2. Increased Redis load
Swarm relies heavily on Redis:
- More workers polling queues
- More job enqueue/dequeue operations
- More retries and acknowledgements
Redis must be:
- Properly sized
- Monitored for latency
- Highly available
Redis becomes a critical dependency.
3. Requires strong job idempotency
With many workers:
- Jobs can be retried
- Jobs can run more than once
- Workers can crash mid-execution
All jobs must be idempotent.
If your jobs assume “exactly once” execution, Swarm will expose bugs fast.

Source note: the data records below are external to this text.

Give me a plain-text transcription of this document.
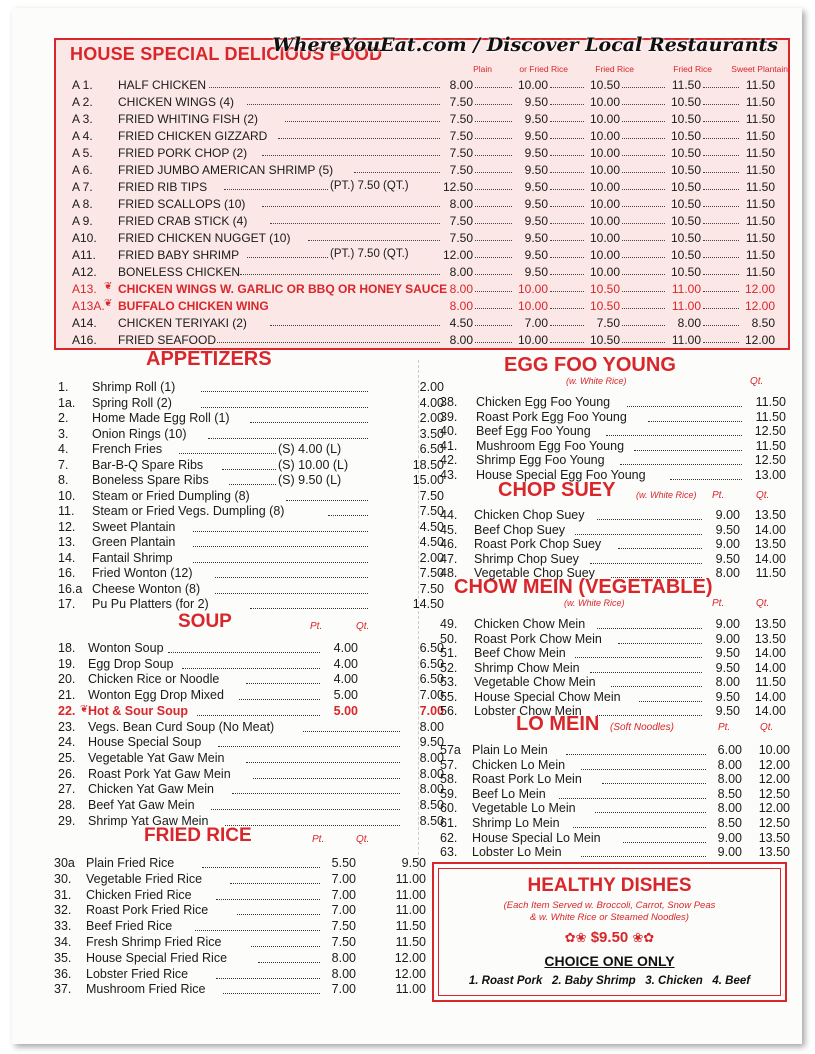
HOUSE SPECIAL DELICIOUS FOOD
Plain	or Fried Rice	Fried Rice	Fried Rice	Sweet Plantain
A 1. HALF CHICKEN	8.00	10.00	10.50	11.50	11.50
A 2. CHICKEN WINGS (4)	7.50	9.50	10.00	10.50	11.50
A 3. FRIED WHITING FISH (2)	7.50	9.50	10.00	10.50	11.50
A 4. FRIED CHICKEN GIZZARD	7.50	9.50	10.00	10.50	11.50
A 5. FRIED PORK CHOP (2)	7.50	9.50	10.00	10.50	11.50
A 6. FRIED JUMBO AMERICAN SHRIMP (5)	7.50	9.50	10.00	10.50	11.50
A 7. FRIED RIB TIPS	(PT.) 7.50 (QT.)	12.50	9.50	10.00	10.50	11.50
A 8. FRIED SCALLOPS (10)	8.00	9.50	10.00	10.50	11.50
A 9. FRIED CRAB STICK (4)	7.50	9.50	10.00	10.50	11.50
A10. FRIED CHICKEN NUGGET (10)	7.50	9.50	10.00	10.50	11.50
A11. FRIED BABY SHRIMP	(PT.) 7.50 (QT.)	12.00	9.50	10.00	10.50	11.50
A12. BONELESS CHICKEN	8.00	9.50	10.00	10.50	11.50
A13. ❦ CHICKEN WINGS W. GARLIC OR BBQ OR HONEY SAUCE 8.00	10.00	10.50	11.00	12.00
A13A. ❦ BUFFALO CHICKEN WING	8.00	10.00	10.50	11.00	12.00
A14. CHICKEN TERIYAKI (2)	4.50	7.00	7.50	8.00	8.50
A16. FRIED SEAFOOD	8.00	10.00	10.50	11.00	12.00
APPETIZERS
SOUP	Pt.	Qt.
FRIED RICE	Pt.	Qt.
EGG FOO YOUNG
(w. White Rice)	Qt.
CHOP SUEY (w. White Rice) Pt.	Qt.
CHOW MEIN (VEGETABLE)
(w. White Rice)	Pt.	Qt.
LO MEIN (Soft Noodles)	Pt.	Qt.
1. Shrimp Roll (1)	2.00
1a. Spring Roll (2)	4.00
2. Home Made Egg Roll (1)	2.00
3. Onion Rings (10)	3.50
4. French Fries	(S) 4.00 (L)	6.50
7. Bar-B-Q Spare Ribs	(S) 10.00 (L)	18.50
8. Boneless Spare Ribs	(S) 9.50 (L)	15.00
10. Steam or Fried Dumpling (8)	7.50
11. Steam or Fried Vegs. Dumpling (8)	7.50
12. Sweet Plantain	4.50
13. Green Plantain	4.50
14. Fantail Shrimp	2.00
16. Fried Wonton (12)	7.50
16.a Cheese Wonton (8)	7.50
17. Pu Pu Platters (for 2)	14.50
18. Wonton Soup	4.00	6.50
19. Egg Drop Soup	4.00	6.50
20. Chicken Rice or Noodle	4.00	6.50
21. Wonton Egg Drop Mixed	5.00	7.00
22. ❦ Hot & Sour Soup	5.00	7.00
23. Vegs. Bean Curd Soup (No Meat)	8.00
24. House Special Soup	9.50
25. Vegetable Yat Gaw Mein	8.00
26. Roast Pork Yat Gaw Mein	8.00
27. Chicken Yat Gaw Mein	8.00
28. Beef Yat Gaw Mein	8.50
29. Shrimp Yat Gaw Mein	8.50
30a Plain Fried Rice	5.50	9.50
30. Vegetable Fried Rice	7.00	11.00
31. Chicken Fried Rice	7.00	11.00
32. Roast Pork Fried Rice	7.00	11.00
33. Beef Fried Rice	7.50	11.50
34. Fresh Shrimp Fried Rice	7.50	11.50
35. House Special Fried Rice	8.00	12.00
36. Lobster Fried Rice	8.00	12.00
37. Mushroom Fried Rice	7.00	11.00
38. Chicken Egg Foo Young	11.50
39. Roast Pork Egg Foo Young	11.50
40. Beef Egg Foo Young	12.50
41. Mushroom Egg Foo Young	11.50
42. Shrimp Egg Foo Young	12.50
43. House Special Egg Foo Young	13.00
44. Chicken Chop Suey	9.00	13.50
45. Beef Chop Suey	9.50	14.00
46. Roast Pork Chop Suey	9.00	13.50
47. Shrimp Chop Suey	9.50	14.00
48. Vegetable Chop Suey	8.00	11.50
49. Chicken Chow Mein	9.00	13.50
50. Roast Pork Chow Mein	9.00	13.50
51. Beef Chow Mein	9.50	14.00
52. Shrimp Chow Mein	9.50	14.00
53. Vegetable Chow Mein	8.00	11.50
55. House Special Chow Mein	9.50	14.00
56. Lobster Chow Mein	9.50	14.00
57a Plain Lo Mein	6.00	10.00
57. Chicken Lo Mein	8.00	12.00
58. Roast Pork Lo Mein	8.00	12.00
59. Beef Lo Mein	8.50	12.50
60. Vegetable Lo Mein	8.00	12.00
61. Shrimp Lo Mein	8.50	12.50
62. House Special Lo Mein	9.00	13.50
63. Lobster Lo Mein	9.00	13.50
HEALTHY DISHES
(Each Item Served w. Broccoli, Carrot, Snow Peas
& w. White Rice or Steamed Noodles)
✿❀ $9.50 ❀✿
CHOICE ONE ONLY
1. Roast Pork   2. Baby Shrimp   3. Chicken   4. Beef
WhereYouEat.com / Discover Local Restaurants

4. Not ideal for very long-running jobs
Sidekiq Swarm favors:
- Short
- Predictable
- Restartable jobs
Very long-running jobs:
- Hold worker capacity hostage
- Delay retries on failure
- Complicate deploys and shutdowns
Such jobs should often be broken into smaller steps anyway.
5. More processes ≠ less resource usage
While load is distributed:
- Total CPU usage may increase
- Total memory usage may be higher
- Context switching overhead exists
Swarm improves system behavior, not raw efficiency.

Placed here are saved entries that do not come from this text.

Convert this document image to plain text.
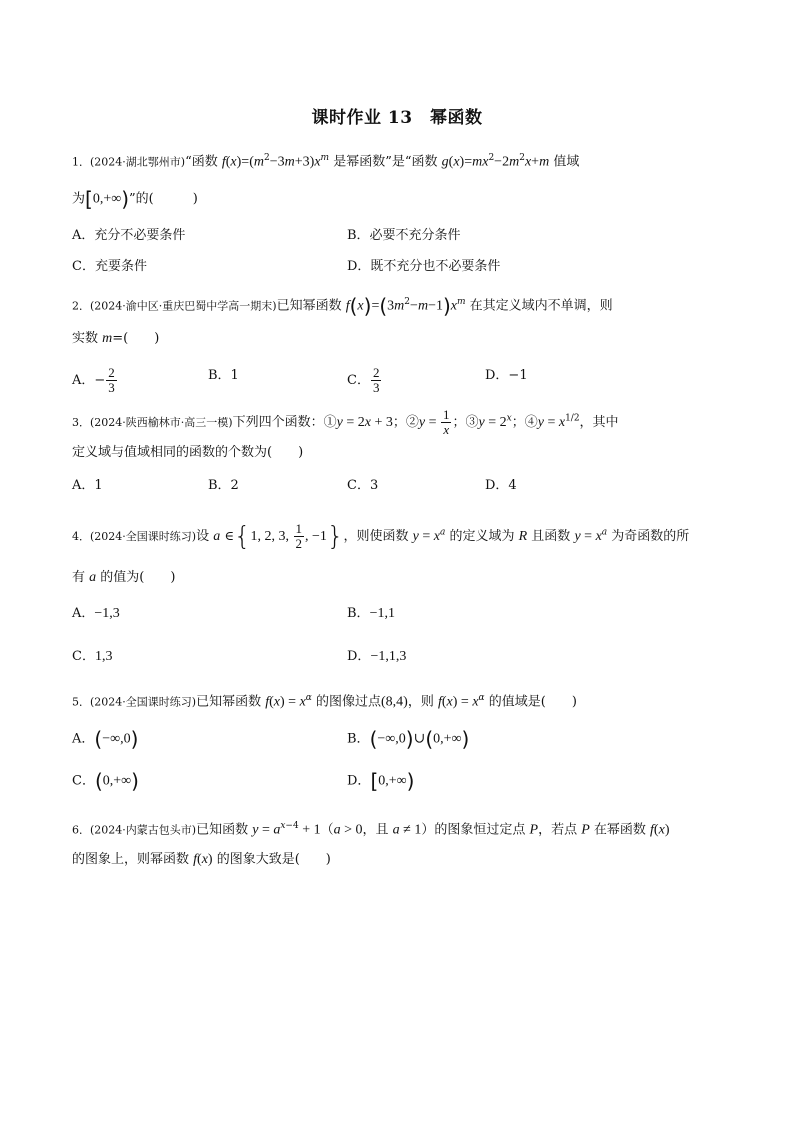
课时作业 13　幂函数
1．(2024·湖北鄂州市)“函数 $f(x)=(m^2-3m+3)x^m$ 是幂函数”是“函数 $g(x)=mx^2-2m^2x+m$ 值域
为[0,+∞)”的(　　　)
A．充分不必要条件	B．必要不充分条件
C．充要条件	D．既不充分也不必要条件
2．(2024·渝中区·重庆巴蜀中学高一期末)已知幂函数 $f(x)=(3m^2-m-1)x^m$ 在其定义域内不单调，则
实数 m=(　　)
A．− $\frac{2}{3}$	B．1	C． $\frac{2}{3}$	D．−1
3．(2024·陕西榆林市·高三一模)下列四个函数：①y = 2x + 3；②y = $\frac{1}{x}$ ；③y = $2^x$；④y = $x^{1/2}$，其中
定义域与值域相同的函数的个数为(　　)
A．1	B．2	C．3	D．4
4．(2024·全国课时练习)设 a ∈{1, 2, 3, $\frac{1}{2}$ , −1}，则使函数 $y = x^a$ 的定义域为 R 且函数 $y = x^a$ 为奇函数的所
有 a 的值为(　　)
A．−1,3	B．−1,1
C．1,3	D．−1,1,3
5．(2024·全国课时练习)已知幂函数 $f(x) = x^\alpha$ 的图像过点(8,4)，则 $f(x) = x^\alpha$ 的值域是(　　)
A．(−∞,0)	B．(−∞,0)∪(0,+∞)
C．(0,+∞)	D．[0,+∞)
6．(2024·内蒙古包头市)已知函数 $y = a^{x-4} + 1(a > 0$，且 a ≠ 1）的图象恒过定点 P，若点 P 在幂函数 f(x)
的图象上，则幂函数 f(x) 的图象大致是(　　)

6. Harder local development
Running a real swarm locally can be awkward:
- Many processes
- Multiple queues
- Redis dependency
- Noisy logs
Local setups often simulate Swarm only partially.
Why reducing batch size felt like a fix (but isn’t a solution)
Lowering batch size was a symptom-level fix.
It helped because it avoided pathological CPU and GC behavior.
But it did not:
- Improve fault tolerance
- Improve scalability
- Improve deploy safety
- Remove the single-process bottleneck
Sidekiq Swarm addresses these system-level concerns.
Key takeaway
If CPU saturation causes jobs to stall, the problem is rarely batch size alone — it’s lack of parallelism and isolation.
Chunking is a local optimization.
Sidekiq Swarm is an architectural solution.
Final summary
The job got stuck not because of data size, but because a single Ruby process was overloaded with CPU and GC pressure. Reducing the batch size lowered peak resource usage and allowed progress, but didn’t fundamentally solve the scalability issue. With Sidekiq Swarm, the workload would be split into many small, isolated jobs processed by multiple workers, distributing CPU load, reducing GC pressure, and eliminating the single-process bottleneck entirely.